Dr. Nitish Priyadarshi
10,000 year-old-rock paintings found few years ago in Tangari Basli block some 40 kms from the state capital Ranchi is now under threat.

Threat is from the stone quarrying due to which these paintings have been exposed to the flying stone dust and open atmosphere. Most of the paintings now have been faded.

Drawings are made on granite and granite gneiss rocks. In these paintings red ochre has been used. Dancing is the major subject of all these paintings.

Two years ago one small news was published in the local news paper about this rock paintings. The next day I reached the spot. To my surprise I found lots of laborers cutting the rocks to be used as foundation stone for the railway tracks, having ancient drawings on them. It looks like that all the paintings were earlier inside the caves which is now exposed due to quarrying. All the local peoples of the village are not aware of the importance of these ancient paintings.

Such types of rock paintings or cave paintings are rare and are concentrated in only few places in Jharkhand.

The paintings in red ochre include dancing people and a dancing man with a stick. In another picture a man is found wearing mask having long ears on his head resembling to deer. Still today some of the tribal group follow the same sequence of dancing with little changes.

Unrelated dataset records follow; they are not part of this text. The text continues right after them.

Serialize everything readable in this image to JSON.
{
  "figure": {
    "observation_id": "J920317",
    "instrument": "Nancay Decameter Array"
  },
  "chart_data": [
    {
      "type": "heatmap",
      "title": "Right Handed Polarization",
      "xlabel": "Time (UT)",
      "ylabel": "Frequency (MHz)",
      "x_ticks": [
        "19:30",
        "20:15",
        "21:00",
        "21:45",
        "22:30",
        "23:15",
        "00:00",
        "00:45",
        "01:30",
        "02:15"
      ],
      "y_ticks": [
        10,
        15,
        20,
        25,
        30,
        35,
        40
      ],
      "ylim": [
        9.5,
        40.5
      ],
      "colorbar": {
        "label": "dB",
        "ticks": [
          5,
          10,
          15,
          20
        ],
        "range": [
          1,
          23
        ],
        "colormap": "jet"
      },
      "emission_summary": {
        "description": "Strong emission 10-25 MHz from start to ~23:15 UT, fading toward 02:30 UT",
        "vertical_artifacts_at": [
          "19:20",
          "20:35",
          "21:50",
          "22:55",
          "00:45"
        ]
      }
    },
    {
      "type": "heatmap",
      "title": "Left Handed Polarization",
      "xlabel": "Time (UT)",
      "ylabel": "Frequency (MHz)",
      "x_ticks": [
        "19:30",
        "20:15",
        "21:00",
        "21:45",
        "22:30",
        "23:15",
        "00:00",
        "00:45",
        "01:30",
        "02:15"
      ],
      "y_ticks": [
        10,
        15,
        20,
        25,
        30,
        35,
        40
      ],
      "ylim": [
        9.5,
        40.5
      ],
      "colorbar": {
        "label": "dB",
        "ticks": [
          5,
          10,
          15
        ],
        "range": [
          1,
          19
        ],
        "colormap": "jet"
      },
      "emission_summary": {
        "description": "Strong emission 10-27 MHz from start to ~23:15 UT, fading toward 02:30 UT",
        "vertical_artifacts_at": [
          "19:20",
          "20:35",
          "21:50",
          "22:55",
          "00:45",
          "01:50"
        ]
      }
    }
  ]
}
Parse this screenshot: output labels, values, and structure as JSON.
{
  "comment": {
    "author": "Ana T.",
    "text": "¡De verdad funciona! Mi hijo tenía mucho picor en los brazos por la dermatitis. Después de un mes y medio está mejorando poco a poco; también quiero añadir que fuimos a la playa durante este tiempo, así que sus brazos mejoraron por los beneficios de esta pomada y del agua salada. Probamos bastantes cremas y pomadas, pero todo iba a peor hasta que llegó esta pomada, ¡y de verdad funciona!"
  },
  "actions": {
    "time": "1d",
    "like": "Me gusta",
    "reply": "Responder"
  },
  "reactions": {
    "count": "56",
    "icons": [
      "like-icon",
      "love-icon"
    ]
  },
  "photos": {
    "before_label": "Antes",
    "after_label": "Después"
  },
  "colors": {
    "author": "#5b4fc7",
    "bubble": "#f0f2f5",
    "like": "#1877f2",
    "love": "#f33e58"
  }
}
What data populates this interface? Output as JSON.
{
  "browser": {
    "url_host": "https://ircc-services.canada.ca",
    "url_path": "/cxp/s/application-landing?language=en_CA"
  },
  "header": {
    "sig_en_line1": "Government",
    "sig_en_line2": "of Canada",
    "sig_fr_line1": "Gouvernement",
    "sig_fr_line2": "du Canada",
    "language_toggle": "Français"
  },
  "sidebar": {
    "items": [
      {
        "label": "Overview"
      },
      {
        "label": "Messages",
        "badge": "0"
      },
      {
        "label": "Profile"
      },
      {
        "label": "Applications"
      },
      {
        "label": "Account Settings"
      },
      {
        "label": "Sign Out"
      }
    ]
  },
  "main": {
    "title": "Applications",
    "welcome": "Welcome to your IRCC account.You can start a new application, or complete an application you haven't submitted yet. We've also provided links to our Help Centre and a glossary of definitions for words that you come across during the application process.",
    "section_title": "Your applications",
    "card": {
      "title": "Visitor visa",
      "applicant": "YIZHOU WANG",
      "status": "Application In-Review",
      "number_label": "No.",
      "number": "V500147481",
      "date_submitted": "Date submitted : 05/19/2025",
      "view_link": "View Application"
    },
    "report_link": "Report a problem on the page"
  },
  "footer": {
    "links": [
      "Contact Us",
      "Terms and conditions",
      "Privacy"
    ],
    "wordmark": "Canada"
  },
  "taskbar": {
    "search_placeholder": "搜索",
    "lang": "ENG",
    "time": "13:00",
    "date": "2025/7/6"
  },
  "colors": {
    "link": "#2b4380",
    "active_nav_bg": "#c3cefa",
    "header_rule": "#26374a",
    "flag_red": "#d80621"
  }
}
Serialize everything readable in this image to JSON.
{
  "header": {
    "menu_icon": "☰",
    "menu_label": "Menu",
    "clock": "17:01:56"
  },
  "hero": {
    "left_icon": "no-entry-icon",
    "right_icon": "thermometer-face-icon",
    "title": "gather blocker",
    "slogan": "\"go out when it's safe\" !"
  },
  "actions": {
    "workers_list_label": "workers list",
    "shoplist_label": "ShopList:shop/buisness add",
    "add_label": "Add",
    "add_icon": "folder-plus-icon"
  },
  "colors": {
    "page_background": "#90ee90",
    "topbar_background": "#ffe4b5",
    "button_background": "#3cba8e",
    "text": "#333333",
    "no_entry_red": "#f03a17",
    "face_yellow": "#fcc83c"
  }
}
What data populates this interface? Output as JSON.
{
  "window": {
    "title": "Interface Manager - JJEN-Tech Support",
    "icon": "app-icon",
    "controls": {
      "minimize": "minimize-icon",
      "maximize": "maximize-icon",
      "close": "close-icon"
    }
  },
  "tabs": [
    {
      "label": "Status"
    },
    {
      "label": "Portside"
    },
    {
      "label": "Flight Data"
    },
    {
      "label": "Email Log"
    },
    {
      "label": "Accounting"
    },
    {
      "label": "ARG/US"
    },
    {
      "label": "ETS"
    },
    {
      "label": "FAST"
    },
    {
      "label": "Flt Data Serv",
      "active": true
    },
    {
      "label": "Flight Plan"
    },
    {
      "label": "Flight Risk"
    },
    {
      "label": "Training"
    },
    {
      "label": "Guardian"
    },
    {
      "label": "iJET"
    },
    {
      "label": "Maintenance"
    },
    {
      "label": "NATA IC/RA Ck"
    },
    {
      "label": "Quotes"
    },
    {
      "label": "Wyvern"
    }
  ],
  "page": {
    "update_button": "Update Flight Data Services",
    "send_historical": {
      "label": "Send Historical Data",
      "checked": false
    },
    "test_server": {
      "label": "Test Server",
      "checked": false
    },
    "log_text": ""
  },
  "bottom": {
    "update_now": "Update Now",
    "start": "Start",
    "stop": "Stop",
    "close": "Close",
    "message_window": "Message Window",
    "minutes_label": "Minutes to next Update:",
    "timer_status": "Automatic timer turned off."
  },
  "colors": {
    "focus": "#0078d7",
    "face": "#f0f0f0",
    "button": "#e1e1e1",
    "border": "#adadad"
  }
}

Ochre are mixture of hematite, clay and limonite with 15 to 80% iron oxide, and yield yellow and brown colours. When roasted they yield reddish brown. In Ranchi district red ochre are mainly associated with phyllites.

Rock art falls into two categories. The first is petrograms or pictographs, which are paintings done in white or red ochre. The second is petroglyphs, figures chiselled out on the rock surface. In Jharkhand almost all the rock paintings falls under the pictograph categories.

The earliest evidence of painting derives from archaeological sites in two rock-shelters in Arnhem Land, in northern Australia. In the lowest layer of material at these sites there are used pieces of ochre estimated to be 60,000 years old. Archaeologists have also found a fragment of rock painting preserved in a limestone rock-shelter in the Kimberley region of North-Western Australia dated at 40 000 years old.

Jharkhand government should come forward to protect all such types of rock paintings which is either being destroyed by stone quarrying or exposed to the atmosphere for weathering.